Quando a implantação de um projeto envolve mudança de postura na equipe a substituição de algumas pessoas é quase inevitável. A inserção na equipe de pessoas de sua confiança e que já conheçam sua metodologia de trabalho pode ser um grande facilitador.

É importante que essa análise dessa hipótese seja feita na fase de diagnóstico para que se proponha um cronograma compatível com a velocidade de formação da equipe.

7. O rebanho

Determine a composição do rebanho atual. Divida os animais por categoria.

Faça uma avaliação individual dos animais. Defina uma metodologia para tal. Uma sugestão pode ser classificar por grau de sangue e também classificar a qualidade do animal.
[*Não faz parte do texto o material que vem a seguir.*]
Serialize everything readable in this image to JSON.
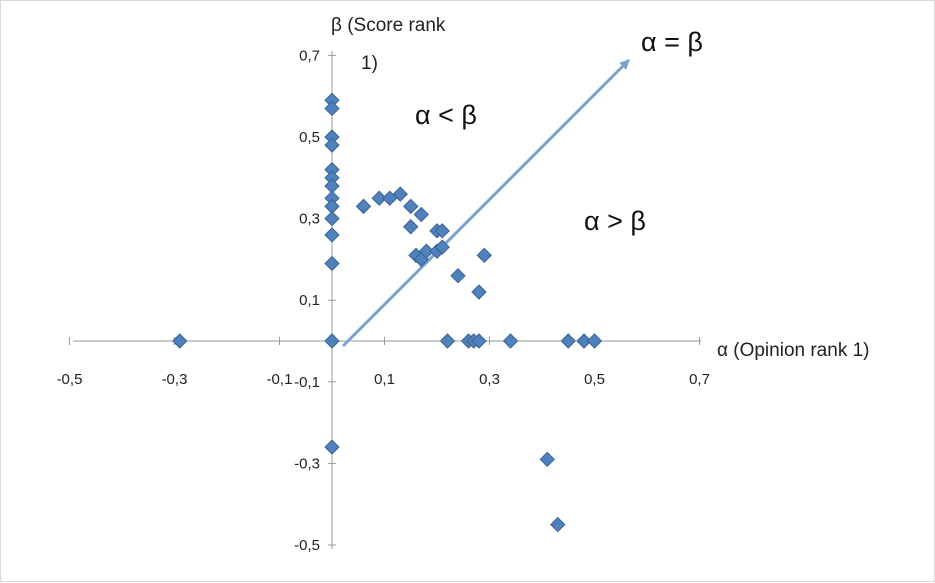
{
  "chart_data": {
    "type": "scatter",
    "xlabel": "α (Opinion rank 1)",
    "ylabel": "β (Score rank 1)",
    "xlim": [
      -0.5,
      0.7
    ],
    "ylim": [
      -0.5,
      0.7
    ],
    "x_tick_labels": [
      "-0,5",
      "-0,3",
      "-0,1",
      "0,1",
      "0,3",
      "0,5",
      "0,7"
    ],
    "y_tick_labels": [
      "0,7",
      "0,5",
      "0,3",
      "0,1",
      "-0,1",
      "-0,3",
      "-0,5"
    ],
    "annotations": {
      "arrow_label": "α = β",
      "upper_region": "α < β",
      "lower_region": "α > β"
    },
    "marker": {
      "shape": "diamond",
      "color": "#4f81bd"
    },
    "arrow_color": "#7aa3cc",
    "series": [
      {
        "points": [
          {
            "x": -0.29,
            "y": 0.0
          },
          {
            "x": 0.0,
            "y": 0.59
          },
          {
            "x": 0.0,
            "y": 0.57
          },
          {
            "x": 0.0,
            "y": 0.5
          },
          {
            "x": 0.0,
            "y": 0.48
          },
          {
            "x": 0.0,
            "y": 0.42
          },
          {
            "x": 0.0,
            "y": 0.4
          },
          {
            "x": 0.0,
            "y": 0.38
          },
          {
            "x": 0.0,
            "y": 0.35
          },
          {
            "x": 0.0,
            "y": 0.33
          },
          {
            "x": 0.0,
            "y": 0.3
          },
          {
            "x": 0.0,
            "y": 0.26
          },
          {
            "x": 0.0,
            "y": 0.19
          },
          {
            "x": 0.0,
            "y": 0.0
          },
          {
            "x": 0.0,
            "y": -0.26
          },
          {
            "x": 0.06,
            "y": 0.33
          },
          {
            "x": 0.09,
            "y": 0.35
          },
          {
            "x": 0.11,
            "y": 0.35
          },
          {
            "x": 0.13,
            "y": 0.36
          },
          {
            "x": 0.15,
            "y": 0.33
          },
          {
            "x": 0.15,
            "y": 0.28
          },
          {
            "x": 0.17,
            "y": 0.31
          },
          {
            "x": 0.16,
            "y": 0.21
          },
          {
            "x": 0.17,
            "y": 0.2
          },
          {
            "x": 0.18,
            "y": 0.22
          },
          {
            "x": 0.2,
            "y": 0.22
          },
          {
            "x": 0.2,
            "y": 0.27
          },
          {
            "x": 0.21,
            "y": 0.23
          },
          {
            "x": 0.21,
            "y": 0.27
          },
          {
            "x": 0.24,
            "y": 0.16
          },
          {
            "x": 0.28,
            "y": 0.12
          },
          {
            "x": 0.29,
            "y": 0.21
          },
          {
            "x": 0.22,
            "y": 0.0
          },
          {
            "x": 0.26,
            "y": 0.0
          },
          {
            "x": 0.27,
            "y": 0.0
          },
          {
            "x": 0.28,
            "y": 0.0
          },
          {
            "x": 0.34,
            "y": 0.0
          },
          {
            "x": 0.45,
            "y": 0.0
          },
          {
            "x": 0.48,
            "y": 0.0
          },
          {
            "x": 0.5,
            "y": 0.0
          },
          {
            "x": 0.41,
            "y": -0.29
          },
          {
            "x": 0.43,
            "y": -0.45
          }
        ]
      }
    ]
  }
}
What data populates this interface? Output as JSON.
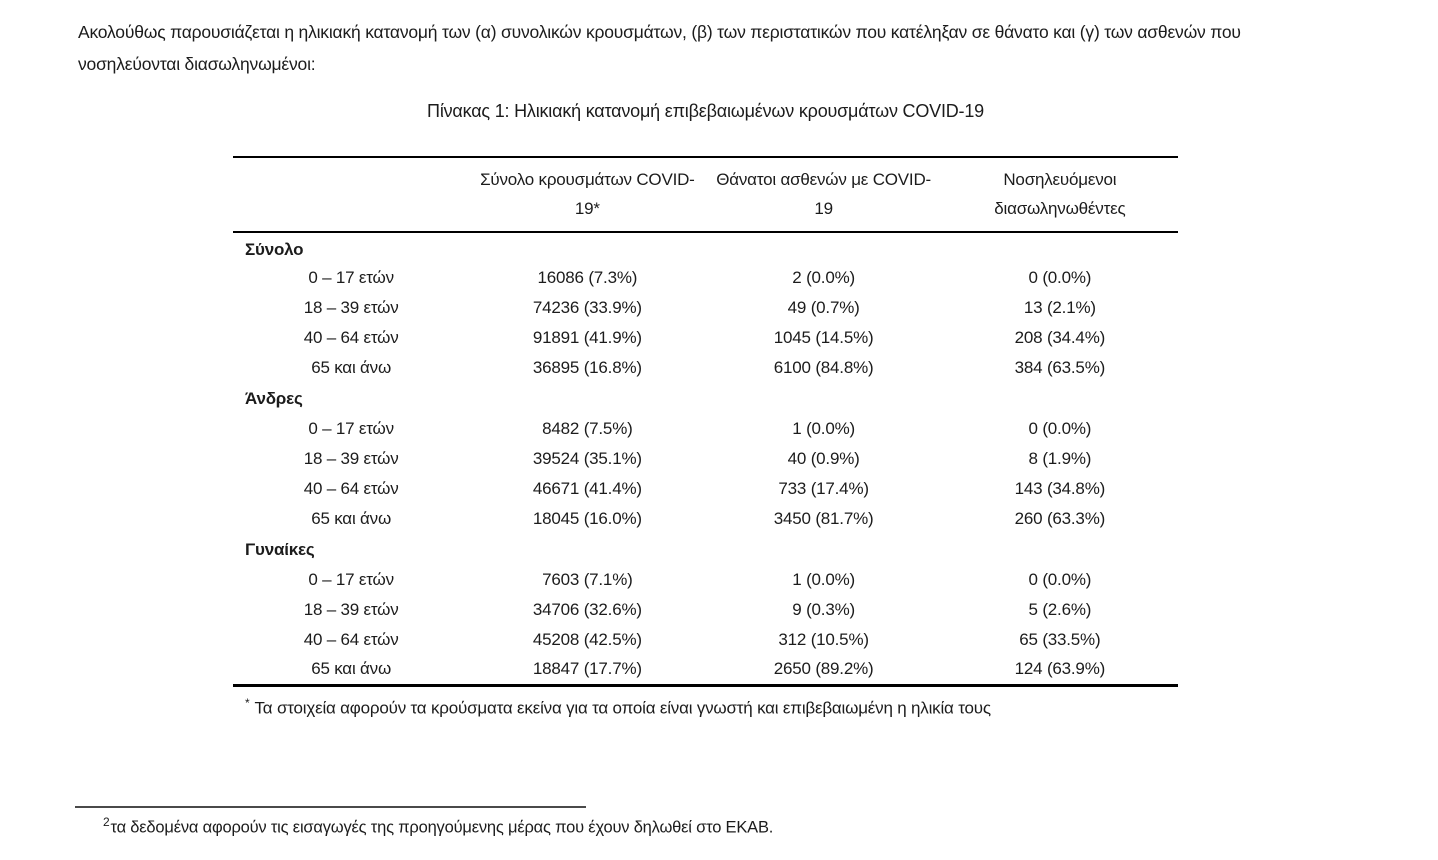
{
  "page": {
    "intro": "Ακολούθως παρουσιάζεται η ηλικιακή κατανομή των (α) συνολικών κρουσμάτων, (β) των περιστατικών που κατέληξαν σε θάνατο και (γ) των ασθενών που νοσηλεύονται διασωληνωμένοι:",
    "bottom_footnote": {
      "marker": "2",
      "text": "τα δεδομένα αφορούν τις εισαγωγές της προηγούμενης μέρας που έχουν δηλωθεί στο ΕΚΑΒ."
    }
  },
  "table": {
    "title": "Πίνακας 1: Ηλικιακή κατανομή επιβεβαιωμένων κρουσμάτων COVID-19",
    "columns": [
      "Σύνολο κρουσμάτων COVID-19*",
      "Θάνατοι ασθενών με COVID-19",
      "Νοσηλευόμενοι διασωληνωθέντες"
    ],
    "sections": [
      {
        "label": "Σύνολο",
        "rows": [
          {
            "age": "0 – 17 ετών",
            "cases": "16086 (7.3%)",
            "deaths": "2 (0.0%)",
            "intubated": "0 (0.0%)"
          },
          {
            "age": "18 – 39 ετών",
            "cases": "74236 (33.9%)",
            "deaths": "49 (0.7%)",
            "intubated": "13 (2.1%)"
          },
          {
            "age": "40 – 64 ετών",
            "cases": "91891 (41.9%)",
            "deaths": "1045 (14.5%)",
            "intubated": "208 (34.4%)"
          },
          {
            "age": "65 και άνω",
            "cases": "36895 (16.8%)",
            "deaths": "6100 (84.8%)",
            "intubated": "384 (63.5%)"
          }
        ]
      },
      {
        "label": "Άνδρες",
        "rows": [
          {
            "age": "0 – 17 ετών",
            "cases": "8482 (7.5%)",
            "deaths": "1 (0.0%)",
            "intubated": "0 (0.0%)"
          },
          {
            "age": "18 – 39 ετών",
            "cases": "39524 (35.1%)",
            "deaths": "40 (0.9%)",
            "intubated": "8 (1.9%)"
          },
          {
            "age": "40 – 64 ετών",
            "cases": "46671 (41.4%)",
            "deaths": "733 (17.4%)",
            "intubated": "143 (34.8%)"
          },
          {
            "age": "65 και άνω",
            "cases": "18045 (16.0%)",
            "deaths": "3450 (81.7%)",
            "intubated": "260 (63.3%)"
          }
        ]
      },
      {
        "label": "Γυναίκες",
        "rows": [
          {
            "age": "0 – 17 ετών",
            "cases": "7603 (7.1%)",
            "deaths": "1 (0.0%)",
            "intubated": "0 (0.0%)"
          },
          {
            "age": "18 – 39 ετών",
            "cases": "34706 (32.6%)",
            "deaths": "9 (0.3%)",
            "intubated": "5 (2.6%)"
          },
          {
            "age": "40 – 64 ετών",
            "cases": "45208 (42.5%)",
            "deaths": "312 (10.5%)",
            "intubated": "65 (33.5%)"
          },
          {
            "age": "65 και άνω",
            "cases": "18847 (17.7%)",
            "deaths": "2650 (89.2%)",
            "intubated": "124 (63.9%)"
          }
        ]
      }
    ],
    "footnote": {
      "marker": "*",
      "text": "Τα στοιχεία αφορούν τα κρούσματα εκείνα για τα οποία είναι γνωστή και επιβεβαιωμένη η ηλικία τους"
    }
  },
  "colors": {
    "text": "#1c1c1c",
    "table_rule": "#000000",
    "separator_rule": "#4a4a4a",
    "background": "#ffffff"
  }
}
Exemplo:

  • Animal perfeito, altamente desejável para o sistema.
  • Animal com algum pequeno defeito, mas desejável para o sistema.
  • Animal com defeito, mas aceitável para o sistema.
  • Animal com defeito que o impede de permanecer no sistema, mas pode ser vendido sem ser para corte.
  • Animal de corte.
  • Faça uma avaliação da condição sanitária do rebanho. Verifique a condução anterior da sanidade, se os dados não forem absolutamente confiáveis refaça os exames. Problemas como tuberculose, brucelose, mastite e problemas de casco devem ser identificados antes mesmo de começar o trabalho. Evite detectar tarde demais algo capaz de mudar o contexto.
  • Faça um bom levantamento dos índices zootécnicos atuais. Isso vai permitir a boa definição do quadro anterior ao projeto e uma visão do desafio a ser assumido.

E-book Controle da mastite

8. Documente a realidade anterior

Não se esqueça de fazer uma boa caracterização da realidade anterior. Tire fotos, registre os índices zootécnicos e econômicos anteriores. Preocupe-se em fazer um bom arquivo do antes.

Como em qualquer processo de venda é muito importante que se tenha boas ferramentas.

A memória das pessoas é curta e quando se acostumam a uma nova realidade podem se esquecer da realidade anterior. 

Para uma adequada valorização dos resultados obtidos, prepare uma apresentação com o antes e o depois.

Isso pode ser fundamental para a motivação da equipe para novos desafios, pode ser ferramenta de venda de outros projetos ou pode ser usado para evidenciar o custo/benefício do recurso investido no projeto.